Alvin Youngblood Hart

Saturday, November 23, at Happy Days Visitor Center in Boston Heights.

This ought to shut them up. Some critics haven't been kind to Alvin Youngblood Hart ever since they employed their heaviest hyperbole in praise of Hart's 1996 debut Big Mama's Door. Hart, it seems, has had the audacity to stray from the down-home, all-acoustic blues of that first album. Territory, his follow-up, not only added electricity, but delved into Latin, Western swing, Cajun, and reggae. He even covered a Captain Beefheart song.

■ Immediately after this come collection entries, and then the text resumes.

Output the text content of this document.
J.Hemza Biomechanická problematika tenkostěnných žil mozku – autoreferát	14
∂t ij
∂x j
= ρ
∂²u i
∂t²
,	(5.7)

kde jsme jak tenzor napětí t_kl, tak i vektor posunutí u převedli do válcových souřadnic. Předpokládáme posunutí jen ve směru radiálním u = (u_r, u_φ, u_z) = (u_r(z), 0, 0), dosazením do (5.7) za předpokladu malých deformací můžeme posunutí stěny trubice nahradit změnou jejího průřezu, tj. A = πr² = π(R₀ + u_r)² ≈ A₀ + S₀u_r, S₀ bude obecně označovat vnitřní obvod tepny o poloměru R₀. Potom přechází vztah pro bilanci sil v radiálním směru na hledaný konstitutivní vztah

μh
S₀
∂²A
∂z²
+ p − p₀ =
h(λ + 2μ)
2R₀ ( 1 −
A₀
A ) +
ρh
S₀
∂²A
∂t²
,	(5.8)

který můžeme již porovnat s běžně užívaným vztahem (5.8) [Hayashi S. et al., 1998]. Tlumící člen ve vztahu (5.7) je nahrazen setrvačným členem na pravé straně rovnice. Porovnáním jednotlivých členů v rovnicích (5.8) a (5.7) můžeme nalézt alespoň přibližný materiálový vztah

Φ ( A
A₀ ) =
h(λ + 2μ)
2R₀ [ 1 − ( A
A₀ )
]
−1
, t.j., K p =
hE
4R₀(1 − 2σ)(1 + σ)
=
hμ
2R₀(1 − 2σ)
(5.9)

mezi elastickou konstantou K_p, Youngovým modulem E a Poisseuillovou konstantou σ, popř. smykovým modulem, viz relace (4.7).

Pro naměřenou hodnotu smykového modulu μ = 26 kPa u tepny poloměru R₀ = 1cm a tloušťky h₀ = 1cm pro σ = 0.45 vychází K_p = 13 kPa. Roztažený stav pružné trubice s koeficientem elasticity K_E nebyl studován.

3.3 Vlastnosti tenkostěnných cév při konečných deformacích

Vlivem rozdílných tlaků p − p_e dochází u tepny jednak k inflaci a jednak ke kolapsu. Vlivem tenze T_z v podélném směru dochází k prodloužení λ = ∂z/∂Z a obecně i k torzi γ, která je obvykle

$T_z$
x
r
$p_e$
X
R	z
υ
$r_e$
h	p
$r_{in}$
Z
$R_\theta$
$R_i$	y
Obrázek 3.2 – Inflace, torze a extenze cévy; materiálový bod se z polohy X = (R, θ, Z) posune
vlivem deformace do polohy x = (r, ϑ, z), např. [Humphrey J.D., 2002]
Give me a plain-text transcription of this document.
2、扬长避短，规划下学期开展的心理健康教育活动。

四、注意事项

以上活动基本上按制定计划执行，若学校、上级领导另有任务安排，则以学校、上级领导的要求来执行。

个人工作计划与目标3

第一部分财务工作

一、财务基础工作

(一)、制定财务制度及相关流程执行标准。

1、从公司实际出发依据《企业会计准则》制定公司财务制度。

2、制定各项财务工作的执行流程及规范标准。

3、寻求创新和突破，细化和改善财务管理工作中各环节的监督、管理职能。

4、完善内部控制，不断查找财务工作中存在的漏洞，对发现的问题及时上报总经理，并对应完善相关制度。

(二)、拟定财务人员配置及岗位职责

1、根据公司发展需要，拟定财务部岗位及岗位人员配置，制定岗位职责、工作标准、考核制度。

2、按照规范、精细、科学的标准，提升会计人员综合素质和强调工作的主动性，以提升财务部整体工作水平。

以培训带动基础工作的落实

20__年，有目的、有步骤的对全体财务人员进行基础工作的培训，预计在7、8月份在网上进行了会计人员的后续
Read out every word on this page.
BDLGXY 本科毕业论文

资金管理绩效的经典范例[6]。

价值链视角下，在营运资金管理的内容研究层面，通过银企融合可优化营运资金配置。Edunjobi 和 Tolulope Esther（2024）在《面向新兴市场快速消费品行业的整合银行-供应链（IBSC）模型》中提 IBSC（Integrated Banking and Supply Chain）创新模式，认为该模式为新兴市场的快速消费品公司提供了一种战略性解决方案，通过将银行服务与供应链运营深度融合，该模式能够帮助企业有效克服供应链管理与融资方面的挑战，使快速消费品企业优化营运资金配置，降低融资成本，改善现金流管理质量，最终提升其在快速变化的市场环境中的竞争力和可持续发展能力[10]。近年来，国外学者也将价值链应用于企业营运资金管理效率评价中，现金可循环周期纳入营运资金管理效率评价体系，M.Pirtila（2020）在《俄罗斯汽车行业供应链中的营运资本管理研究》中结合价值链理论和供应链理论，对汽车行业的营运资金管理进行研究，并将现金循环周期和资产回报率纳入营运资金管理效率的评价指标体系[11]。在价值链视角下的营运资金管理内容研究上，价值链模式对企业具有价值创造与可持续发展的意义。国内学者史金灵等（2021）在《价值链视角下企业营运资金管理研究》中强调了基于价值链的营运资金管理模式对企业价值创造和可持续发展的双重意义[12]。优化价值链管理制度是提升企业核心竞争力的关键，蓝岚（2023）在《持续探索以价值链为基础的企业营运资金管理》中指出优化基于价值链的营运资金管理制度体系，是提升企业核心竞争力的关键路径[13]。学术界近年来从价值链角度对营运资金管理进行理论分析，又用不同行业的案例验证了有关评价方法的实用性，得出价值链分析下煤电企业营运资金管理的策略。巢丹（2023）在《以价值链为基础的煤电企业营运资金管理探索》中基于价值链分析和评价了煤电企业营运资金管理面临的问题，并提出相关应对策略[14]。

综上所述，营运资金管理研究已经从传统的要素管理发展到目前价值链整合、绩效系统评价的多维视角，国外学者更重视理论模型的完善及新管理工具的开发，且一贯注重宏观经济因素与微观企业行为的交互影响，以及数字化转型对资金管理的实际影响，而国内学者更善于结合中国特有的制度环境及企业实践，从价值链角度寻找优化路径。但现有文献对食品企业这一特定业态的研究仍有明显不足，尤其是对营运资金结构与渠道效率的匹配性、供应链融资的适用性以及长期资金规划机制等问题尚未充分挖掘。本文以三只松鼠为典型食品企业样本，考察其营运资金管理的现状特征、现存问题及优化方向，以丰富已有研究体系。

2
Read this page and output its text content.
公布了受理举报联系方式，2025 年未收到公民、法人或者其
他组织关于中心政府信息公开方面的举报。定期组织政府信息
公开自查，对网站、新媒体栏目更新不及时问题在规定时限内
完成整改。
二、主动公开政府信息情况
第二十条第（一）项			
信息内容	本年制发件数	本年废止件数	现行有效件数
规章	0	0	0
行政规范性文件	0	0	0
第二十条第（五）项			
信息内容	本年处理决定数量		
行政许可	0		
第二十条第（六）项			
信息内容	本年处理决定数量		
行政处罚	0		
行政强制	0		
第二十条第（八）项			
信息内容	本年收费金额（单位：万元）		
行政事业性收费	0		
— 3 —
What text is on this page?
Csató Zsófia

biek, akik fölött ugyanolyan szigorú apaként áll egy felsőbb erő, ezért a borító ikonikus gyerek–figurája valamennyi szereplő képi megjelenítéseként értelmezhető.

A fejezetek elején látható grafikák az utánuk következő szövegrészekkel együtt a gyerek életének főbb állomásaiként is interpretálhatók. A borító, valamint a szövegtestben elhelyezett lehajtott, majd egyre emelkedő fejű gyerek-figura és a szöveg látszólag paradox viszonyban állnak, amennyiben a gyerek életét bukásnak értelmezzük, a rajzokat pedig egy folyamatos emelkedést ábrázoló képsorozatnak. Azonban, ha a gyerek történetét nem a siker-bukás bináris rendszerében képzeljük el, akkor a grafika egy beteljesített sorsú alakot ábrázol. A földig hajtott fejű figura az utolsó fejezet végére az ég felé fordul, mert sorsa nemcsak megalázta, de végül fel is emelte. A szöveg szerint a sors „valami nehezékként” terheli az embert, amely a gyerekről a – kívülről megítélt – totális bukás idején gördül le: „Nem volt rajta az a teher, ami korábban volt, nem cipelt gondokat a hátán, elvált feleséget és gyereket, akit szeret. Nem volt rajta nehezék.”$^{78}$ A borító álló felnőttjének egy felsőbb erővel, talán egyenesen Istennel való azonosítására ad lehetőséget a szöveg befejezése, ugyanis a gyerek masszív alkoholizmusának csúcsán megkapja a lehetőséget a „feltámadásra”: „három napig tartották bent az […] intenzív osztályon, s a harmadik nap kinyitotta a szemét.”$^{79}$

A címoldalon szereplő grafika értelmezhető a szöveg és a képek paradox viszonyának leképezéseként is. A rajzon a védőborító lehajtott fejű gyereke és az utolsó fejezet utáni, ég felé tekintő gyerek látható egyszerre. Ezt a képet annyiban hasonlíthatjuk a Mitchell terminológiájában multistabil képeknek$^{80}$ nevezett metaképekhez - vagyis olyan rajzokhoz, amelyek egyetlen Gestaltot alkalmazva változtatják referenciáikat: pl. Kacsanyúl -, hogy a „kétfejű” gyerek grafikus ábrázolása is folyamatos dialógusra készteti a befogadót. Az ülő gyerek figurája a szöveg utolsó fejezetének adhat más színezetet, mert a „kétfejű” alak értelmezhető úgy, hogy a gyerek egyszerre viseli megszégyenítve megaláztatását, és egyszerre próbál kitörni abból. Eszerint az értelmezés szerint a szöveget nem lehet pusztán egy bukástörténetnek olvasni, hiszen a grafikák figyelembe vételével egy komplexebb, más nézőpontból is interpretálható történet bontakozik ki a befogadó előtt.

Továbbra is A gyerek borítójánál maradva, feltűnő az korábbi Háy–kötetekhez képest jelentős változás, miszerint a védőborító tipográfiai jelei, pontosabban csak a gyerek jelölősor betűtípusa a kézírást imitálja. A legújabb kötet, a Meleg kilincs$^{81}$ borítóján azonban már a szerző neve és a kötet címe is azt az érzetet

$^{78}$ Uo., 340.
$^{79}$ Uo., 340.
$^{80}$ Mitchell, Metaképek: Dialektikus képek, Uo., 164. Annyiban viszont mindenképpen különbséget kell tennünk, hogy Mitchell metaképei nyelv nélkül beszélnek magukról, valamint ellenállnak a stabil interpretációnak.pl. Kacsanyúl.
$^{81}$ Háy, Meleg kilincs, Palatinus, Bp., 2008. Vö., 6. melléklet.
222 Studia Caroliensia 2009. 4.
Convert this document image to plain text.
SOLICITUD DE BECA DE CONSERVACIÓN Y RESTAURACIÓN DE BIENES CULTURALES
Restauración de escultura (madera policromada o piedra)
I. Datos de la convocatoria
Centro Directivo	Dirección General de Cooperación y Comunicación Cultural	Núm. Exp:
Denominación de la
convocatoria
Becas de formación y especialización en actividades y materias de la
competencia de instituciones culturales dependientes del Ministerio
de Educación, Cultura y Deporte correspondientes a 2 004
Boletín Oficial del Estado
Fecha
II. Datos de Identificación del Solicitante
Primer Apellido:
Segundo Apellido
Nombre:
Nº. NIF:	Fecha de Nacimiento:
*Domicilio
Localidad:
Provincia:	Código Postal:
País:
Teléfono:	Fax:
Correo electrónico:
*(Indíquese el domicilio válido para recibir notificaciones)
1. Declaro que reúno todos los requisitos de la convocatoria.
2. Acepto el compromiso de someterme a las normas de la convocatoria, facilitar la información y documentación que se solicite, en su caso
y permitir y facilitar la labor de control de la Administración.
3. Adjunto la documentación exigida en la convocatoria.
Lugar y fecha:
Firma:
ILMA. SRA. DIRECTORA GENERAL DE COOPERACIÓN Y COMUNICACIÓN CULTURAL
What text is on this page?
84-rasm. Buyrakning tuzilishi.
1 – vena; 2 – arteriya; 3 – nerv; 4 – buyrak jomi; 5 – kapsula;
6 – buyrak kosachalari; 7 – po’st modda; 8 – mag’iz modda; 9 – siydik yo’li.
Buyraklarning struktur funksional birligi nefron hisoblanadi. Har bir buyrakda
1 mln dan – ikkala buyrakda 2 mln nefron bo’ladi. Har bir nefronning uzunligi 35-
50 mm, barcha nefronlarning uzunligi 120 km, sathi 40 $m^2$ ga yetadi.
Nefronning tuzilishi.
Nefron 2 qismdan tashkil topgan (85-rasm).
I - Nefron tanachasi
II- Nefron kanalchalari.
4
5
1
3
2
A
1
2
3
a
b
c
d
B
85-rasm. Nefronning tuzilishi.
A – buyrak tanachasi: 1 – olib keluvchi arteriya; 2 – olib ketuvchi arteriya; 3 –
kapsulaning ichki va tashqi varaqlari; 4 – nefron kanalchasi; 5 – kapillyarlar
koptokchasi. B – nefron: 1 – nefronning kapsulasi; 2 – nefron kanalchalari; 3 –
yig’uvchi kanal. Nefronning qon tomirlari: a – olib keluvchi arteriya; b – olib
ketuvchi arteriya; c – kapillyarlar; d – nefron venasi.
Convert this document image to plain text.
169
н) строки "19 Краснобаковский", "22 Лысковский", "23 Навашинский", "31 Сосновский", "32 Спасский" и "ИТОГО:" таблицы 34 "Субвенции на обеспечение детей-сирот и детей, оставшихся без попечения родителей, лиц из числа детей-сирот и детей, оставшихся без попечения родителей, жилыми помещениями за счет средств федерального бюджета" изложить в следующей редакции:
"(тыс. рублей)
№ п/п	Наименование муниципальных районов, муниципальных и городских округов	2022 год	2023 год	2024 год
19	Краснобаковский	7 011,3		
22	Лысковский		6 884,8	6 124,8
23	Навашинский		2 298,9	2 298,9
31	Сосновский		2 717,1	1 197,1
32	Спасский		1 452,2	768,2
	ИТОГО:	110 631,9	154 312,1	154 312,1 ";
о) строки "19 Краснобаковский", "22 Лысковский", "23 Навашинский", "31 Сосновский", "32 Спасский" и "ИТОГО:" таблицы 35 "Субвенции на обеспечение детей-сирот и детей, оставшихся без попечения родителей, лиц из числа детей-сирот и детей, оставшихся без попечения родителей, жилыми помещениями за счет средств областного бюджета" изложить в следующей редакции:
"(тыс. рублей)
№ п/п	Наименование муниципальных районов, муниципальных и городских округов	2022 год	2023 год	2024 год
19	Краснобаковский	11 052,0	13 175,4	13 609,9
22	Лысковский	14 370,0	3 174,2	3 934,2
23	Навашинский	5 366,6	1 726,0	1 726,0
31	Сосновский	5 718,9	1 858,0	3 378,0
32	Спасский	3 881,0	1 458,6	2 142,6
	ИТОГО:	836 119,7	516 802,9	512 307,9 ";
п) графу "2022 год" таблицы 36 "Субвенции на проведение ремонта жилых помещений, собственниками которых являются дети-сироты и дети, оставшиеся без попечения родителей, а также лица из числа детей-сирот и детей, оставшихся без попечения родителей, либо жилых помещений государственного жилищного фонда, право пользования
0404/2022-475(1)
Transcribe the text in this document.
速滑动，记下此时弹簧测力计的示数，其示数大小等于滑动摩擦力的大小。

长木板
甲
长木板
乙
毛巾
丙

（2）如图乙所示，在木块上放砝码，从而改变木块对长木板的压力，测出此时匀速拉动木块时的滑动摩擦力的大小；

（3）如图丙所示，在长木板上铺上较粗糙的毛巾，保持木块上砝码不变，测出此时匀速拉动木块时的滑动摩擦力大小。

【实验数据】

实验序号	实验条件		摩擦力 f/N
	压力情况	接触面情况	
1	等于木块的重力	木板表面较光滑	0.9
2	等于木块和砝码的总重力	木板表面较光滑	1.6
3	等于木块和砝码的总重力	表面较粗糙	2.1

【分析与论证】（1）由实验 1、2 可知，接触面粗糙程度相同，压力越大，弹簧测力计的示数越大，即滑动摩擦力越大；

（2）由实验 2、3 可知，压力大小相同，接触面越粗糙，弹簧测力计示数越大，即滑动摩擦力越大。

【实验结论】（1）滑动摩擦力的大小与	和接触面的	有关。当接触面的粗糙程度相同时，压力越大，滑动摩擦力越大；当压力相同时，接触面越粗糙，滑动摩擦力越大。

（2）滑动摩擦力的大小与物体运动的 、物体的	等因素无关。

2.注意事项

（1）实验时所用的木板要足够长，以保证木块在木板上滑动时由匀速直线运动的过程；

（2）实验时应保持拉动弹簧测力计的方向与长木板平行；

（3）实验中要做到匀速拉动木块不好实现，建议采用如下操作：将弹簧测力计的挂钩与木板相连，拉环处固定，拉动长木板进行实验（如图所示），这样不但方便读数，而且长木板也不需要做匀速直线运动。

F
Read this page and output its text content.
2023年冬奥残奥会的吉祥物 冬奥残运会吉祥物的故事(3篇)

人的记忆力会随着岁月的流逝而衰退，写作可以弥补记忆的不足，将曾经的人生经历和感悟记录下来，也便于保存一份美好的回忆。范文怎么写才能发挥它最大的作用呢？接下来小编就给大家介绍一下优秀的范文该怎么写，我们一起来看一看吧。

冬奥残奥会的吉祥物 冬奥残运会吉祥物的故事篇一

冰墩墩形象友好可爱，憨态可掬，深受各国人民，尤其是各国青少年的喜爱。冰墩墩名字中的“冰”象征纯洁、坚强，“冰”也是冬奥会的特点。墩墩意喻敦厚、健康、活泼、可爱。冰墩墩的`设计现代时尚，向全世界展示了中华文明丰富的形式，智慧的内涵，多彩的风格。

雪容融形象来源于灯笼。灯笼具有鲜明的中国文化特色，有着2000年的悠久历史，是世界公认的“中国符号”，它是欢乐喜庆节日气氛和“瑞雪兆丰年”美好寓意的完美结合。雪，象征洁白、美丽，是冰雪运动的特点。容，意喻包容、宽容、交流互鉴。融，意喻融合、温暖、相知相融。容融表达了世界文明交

Then, in 2000, he did the unthinkable, going entirely electric on Start With the Soul.

Well, all you naysayers, are you happy now? Down in the Alley, Hart's latest, is acoustic front to back, though in more of the Piedmont style than the Delta blues favored on Big Mama's Door. Strains of Leadbelly, Willie McTell, Mississippi John Hurt, and Fred McDowell run through it, just like Charlie Patton and Bukka White did on Big Mama. But Hart is one of those people who can pick up any instrument with strings and master it in the time it takes to drive from Parchman Farm to Beale Street. A return to his roots? Hart doesn't have roots. He has music. Try not to pigeonhole it. Just enjoy.